9 Şubat 2012 Perşembe

Siyasi Partiler

Siyasi Partiler

Veysi ERKEN

Uzun zamandır herhangi bir parti ile ilgili yazı yazmıyorum. Okuyuculardan ve gönüldaşlardan yüzlerce mail aldığım halde bu konuya girmek istemiyorum.

Hepimizin bildiği gibi Türkiye siyasi parti mezarlığı gibidir. Kapatılan veya kapananları saymazsak bile yetmişe yakın partinin olduğu ifade edilir. İsmi var cismi yok hükmünde olmalarına rağmen tabelalarının neden asılı durduğu tartışılır.

Üzülerek belirtmeliyim ki, yüzyıla yaklaşan süreçte insanımızın analizci düşünme yeteneği kaybettirilmiştir. Bu sebeple olay ve olgulara ancak kategorik olarak yaklaşmakta ve cismi olmayan partileri kutsamaktadır. Tabii ki, kutsayan kişi sayısı bir elin beş parmağı kadar olmasına rağmen partiler tabela olarak var olmaya devam etmektedirler.

Esasında bir partinin temel görevi iktidara talip olmadır. Bunun başka varlık sebebi düşünülmemesi gerekir. Ama bakıyoruz ki, parti yöneticilerinin böyle bir talebi yok.

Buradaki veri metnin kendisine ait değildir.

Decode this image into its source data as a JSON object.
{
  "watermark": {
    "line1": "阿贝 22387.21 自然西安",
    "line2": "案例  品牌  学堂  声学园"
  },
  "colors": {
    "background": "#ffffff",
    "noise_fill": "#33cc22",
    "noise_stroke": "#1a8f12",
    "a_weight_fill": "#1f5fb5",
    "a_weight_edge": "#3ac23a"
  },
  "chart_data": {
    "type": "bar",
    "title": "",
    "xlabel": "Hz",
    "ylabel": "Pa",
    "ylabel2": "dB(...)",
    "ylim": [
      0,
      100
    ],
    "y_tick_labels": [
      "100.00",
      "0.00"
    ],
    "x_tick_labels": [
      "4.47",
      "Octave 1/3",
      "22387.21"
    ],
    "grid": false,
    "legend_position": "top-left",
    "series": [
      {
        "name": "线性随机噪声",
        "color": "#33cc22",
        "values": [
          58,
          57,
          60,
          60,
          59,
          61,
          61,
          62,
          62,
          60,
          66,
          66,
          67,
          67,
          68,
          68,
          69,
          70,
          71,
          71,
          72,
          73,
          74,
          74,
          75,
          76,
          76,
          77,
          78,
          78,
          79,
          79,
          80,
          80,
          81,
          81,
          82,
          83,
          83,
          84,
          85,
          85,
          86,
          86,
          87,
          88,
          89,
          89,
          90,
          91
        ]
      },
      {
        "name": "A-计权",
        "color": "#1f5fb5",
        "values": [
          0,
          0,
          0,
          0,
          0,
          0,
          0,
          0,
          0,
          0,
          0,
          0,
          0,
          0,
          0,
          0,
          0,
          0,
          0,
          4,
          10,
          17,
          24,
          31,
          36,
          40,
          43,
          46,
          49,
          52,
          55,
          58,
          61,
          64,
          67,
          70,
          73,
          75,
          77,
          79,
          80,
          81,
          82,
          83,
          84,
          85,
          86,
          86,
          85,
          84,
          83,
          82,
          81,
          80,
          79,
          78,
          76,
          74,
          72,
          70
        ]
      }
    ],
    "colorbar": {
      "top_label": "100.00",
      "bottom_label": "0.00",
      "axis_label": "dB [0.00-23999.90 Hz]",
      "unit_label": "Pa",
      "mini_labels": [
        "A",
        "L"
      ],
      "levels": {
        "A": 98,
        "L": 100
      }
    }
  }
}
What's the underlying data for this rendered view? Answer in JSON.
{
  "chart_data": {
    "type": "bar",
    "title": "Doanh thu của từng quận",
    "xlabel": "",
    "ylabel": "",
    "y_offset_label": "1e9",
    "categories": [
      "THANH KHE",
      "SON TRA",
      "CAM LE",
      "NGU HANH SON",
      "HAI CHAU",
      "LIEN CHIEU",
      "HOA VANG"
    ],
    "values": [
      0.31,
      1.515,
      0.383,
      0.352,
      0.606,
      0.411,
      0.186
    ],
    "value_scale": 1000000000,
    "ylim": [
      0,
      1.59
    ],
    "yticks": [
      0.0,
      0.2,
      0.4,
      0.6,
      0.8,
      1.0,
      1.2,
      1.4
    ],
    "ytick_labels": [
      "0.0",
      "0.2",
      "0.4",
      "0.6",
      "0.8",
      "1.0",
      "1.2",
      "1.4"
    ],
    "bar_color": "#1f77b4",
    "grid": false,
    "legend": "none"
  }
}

Her halde görevli olduklarından olsa gerek eleştirilere kapalı olup kendi mensuplarına bile tahammülleri yok.

Farklı bir talep oldu mu hemen susturulma cihetine gidilir, iftiralar gırla gider. Kısaca partiler “kamet ve istikamet”lerini kaybetmişlerdir.

Böyle bir ortamda partiler konusunda yazı yazmanın sizce bir faydası var mı?

Cevabınıza göre hareket edeyim.

Ama daha önce kamet ve istikamet konusunda yazdığım bir yazıyı sizlerle tekrar paylaşayım.

Kamet ve İstikamet

Kamet ve istikamet her alanda önemlidir. İster siyasi, ister inanç açısından bakılsın “kamet” ve “istikamet” bireyin veya grupların yol haritasını oluşturur. Kamet yani duruş ve istikamet bir başka deyişle doğrultumuz, "Kâbe”mizin yönü.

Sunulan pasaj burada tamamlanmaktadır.